Without a doubt, the greatest achievement of Jonathan Swift, the master of irony and satire, is his satirical masterpiece Gulliver’s Travels. Swift wrote his “travel novel” not to entertain the world, but to inform it. The satirical work was written to show the follies, vices, and the stupidity of mankind, by comparing it to the follies, vices, and stupidity of Swift’s mind’s machinations. It was the belief of the author that by comparing ourselves to others, we might be able to see our own true nature, enabling us to see the foolishness and idiocy in our own lives. The text that best addresses Swift’s thought on seeing who we truly are through comparison can be found in the first chapter of the second book where Lemuel Gulliver is lamenting his second voyage in the light of discovery that men are in fact Lilliputian to other races. Gulliver downheartedly says that, “nothing is great or little otherwise than by comparison.”

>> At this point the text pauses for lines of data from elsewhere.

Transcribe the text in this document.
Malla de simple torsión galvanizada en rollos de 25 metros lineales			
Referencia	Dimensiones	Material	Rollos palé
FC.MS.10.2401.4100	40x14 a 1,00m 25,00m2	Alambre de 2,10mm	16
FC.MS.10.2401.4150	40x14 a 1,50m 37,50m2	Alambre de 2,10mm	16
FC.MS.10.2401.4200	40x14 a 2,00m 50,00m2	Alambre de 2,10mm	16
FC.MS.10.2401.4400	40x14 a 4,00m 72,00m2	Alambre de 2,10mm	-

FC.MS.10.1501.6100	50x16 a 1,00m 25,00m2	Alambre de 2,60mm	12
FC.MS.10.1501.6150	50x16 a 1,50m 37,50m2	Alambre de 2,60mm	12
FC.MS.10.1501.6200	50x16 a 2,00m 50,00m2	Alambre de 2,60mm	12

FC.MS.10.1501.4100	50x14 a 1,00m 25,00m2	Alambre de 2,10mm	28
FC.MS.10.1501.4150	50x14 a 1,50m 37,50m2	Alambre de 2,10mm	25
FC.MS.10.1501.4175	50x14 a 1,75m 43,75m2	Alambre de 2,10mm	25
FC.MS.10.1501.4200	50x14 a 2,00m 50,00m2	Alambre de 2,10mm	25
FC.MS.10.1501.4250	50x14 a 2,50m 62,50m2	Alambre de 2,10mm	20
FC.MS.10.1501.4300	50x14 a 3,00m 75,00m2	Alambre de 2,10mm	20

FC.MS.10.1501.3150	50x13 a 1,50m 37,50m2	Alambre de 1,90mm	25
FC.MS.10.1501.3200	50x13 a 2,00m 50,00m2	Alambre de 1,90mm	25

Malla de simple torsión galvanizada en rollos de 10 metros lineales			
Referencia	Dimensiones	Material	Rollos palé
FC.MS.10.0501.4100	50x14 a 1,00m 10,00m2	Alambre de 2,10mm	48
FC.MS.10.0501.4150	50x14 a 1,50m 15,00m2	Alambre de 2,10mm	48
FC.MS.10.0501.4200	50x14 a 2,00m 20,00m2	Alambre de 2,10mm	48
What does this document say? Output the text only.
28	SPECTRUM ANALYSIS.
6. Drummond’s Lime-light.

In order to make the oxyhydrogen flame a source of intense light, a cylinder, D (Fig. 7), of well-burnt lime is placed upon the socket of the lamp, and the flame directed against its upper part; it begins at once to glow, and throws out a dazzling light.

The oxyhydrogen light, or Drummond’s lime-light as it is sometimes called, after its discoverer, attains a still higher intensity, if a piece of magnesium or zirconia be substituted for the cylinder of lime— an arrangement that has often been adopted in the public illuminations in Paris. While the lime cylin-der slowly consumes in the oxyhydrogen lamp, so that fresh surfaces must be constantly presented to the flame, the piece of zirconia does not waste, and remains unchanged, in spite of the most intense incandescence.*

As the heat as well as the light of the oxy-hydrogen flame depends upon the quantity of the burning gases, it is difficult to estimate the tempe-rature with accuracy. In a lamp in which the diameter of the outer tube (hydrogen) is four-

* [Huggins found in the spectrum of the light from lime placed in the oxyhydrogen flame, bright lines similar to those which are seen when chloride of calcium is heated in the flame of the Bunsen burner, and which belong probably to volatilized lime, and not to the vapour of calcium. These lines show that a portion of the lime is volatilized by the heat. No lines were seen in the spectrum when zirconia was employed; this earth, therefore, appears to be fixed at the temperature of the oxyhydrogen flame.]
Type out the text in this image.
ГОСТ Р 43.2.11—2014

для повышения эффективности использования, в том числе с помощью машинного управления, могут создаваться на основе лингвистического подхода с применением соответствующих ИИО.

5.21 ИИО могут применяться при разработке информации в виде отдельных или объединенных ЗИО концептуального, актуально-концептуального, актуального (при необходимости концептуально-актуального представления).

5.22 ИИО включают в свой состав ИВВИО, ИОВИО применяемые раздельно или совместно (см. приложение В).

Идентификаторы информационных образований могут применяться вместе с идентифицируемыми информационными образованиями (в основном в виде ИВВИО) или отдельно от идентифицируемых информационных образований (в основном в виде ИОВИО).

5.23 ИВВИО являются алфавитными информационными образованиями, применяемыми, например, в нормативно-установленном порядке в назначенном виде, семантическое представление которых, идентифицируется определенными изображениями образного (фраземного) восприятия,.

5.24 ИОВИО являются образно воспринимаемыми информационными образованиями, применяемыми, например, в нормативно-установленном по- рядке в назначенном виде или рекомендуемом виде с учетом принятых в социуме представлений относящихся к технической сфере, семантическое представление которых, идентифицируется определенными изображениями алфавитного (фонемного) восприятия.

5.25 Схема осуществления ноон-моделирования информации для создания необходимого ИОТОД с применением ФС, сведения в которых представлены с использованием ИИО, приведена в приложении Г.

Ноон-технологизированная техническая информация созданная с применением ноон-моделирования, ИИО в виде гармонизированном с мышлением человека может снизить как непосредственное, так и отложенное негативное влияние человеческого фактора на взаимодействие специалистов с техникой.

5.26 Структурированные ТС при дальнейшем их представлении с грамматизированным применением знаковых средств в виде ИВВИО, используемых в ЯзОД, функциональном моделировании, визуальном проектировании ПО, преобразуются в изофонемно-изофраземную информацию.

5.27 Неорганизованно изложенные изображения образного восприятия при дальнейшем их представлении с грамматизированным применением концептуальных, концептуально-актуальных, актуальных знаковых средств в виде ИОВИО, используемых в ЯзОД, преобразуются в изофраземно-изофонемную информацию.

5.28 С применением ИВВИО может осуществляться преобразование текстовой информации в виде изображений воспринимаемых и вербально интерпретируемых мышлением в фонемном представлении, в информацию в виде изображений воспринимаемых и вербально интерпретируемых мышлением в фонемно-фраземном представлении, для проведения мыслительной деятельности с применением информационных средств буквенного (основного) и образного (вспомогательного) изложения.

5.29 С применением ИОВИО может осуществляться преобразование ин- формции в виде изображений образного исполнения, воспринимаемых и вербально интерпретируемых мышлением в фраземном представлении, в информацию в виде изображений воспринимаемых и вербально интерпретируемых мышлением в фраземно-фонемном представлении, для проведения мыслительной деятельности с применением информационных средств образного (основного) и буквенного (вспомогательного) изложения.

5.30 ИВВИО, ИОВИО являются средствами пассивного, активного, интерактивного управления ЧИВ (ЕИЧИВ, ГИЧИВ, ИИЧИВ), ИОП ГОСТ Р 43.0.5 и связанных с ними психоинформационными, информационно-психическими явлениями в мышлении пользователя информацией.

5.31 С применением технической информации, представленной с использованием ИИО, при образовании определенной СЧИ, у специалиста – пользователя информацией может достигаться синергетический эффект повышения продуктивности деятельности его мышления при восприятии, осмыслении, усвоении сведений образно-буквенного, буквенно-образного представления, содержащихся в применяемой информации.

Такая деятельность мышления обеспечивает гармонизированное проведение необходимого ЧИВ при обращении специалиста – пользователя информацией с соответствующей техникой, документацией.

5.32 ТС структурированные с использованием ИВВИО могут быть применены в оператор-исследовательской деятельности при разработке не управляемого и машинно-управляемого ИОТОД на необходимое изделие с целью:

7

In the Voyage to Lilliput, Swift begins comparing the political situation of that tiny, island nation to that of England, and how the political structures of both islands have become corrupted, ridiculous, and petty. In Lilliput, much like in England, the offices of courtiers and ministers were not appointed based upon achievement or skill in public service, but upon trivialities, nepotism, and favors. The cruel and ambitious Emperor of Lilliput has no greater desire than to totally destroy Blefescu, the land across the sea, in a war that has long lost any meaning, and enslave its population. This situation is extremely comparable to the long, bloody history between France and England. In Swift’s day, the two European states were on unfriendly terms whenever not at war. The ambition of enslavement can also be compared to the great European powers’ policy of manifest destiny, colonization, rule, and ownership of the “savages.” In Lilliput the heir to the “Delight and Terror of th...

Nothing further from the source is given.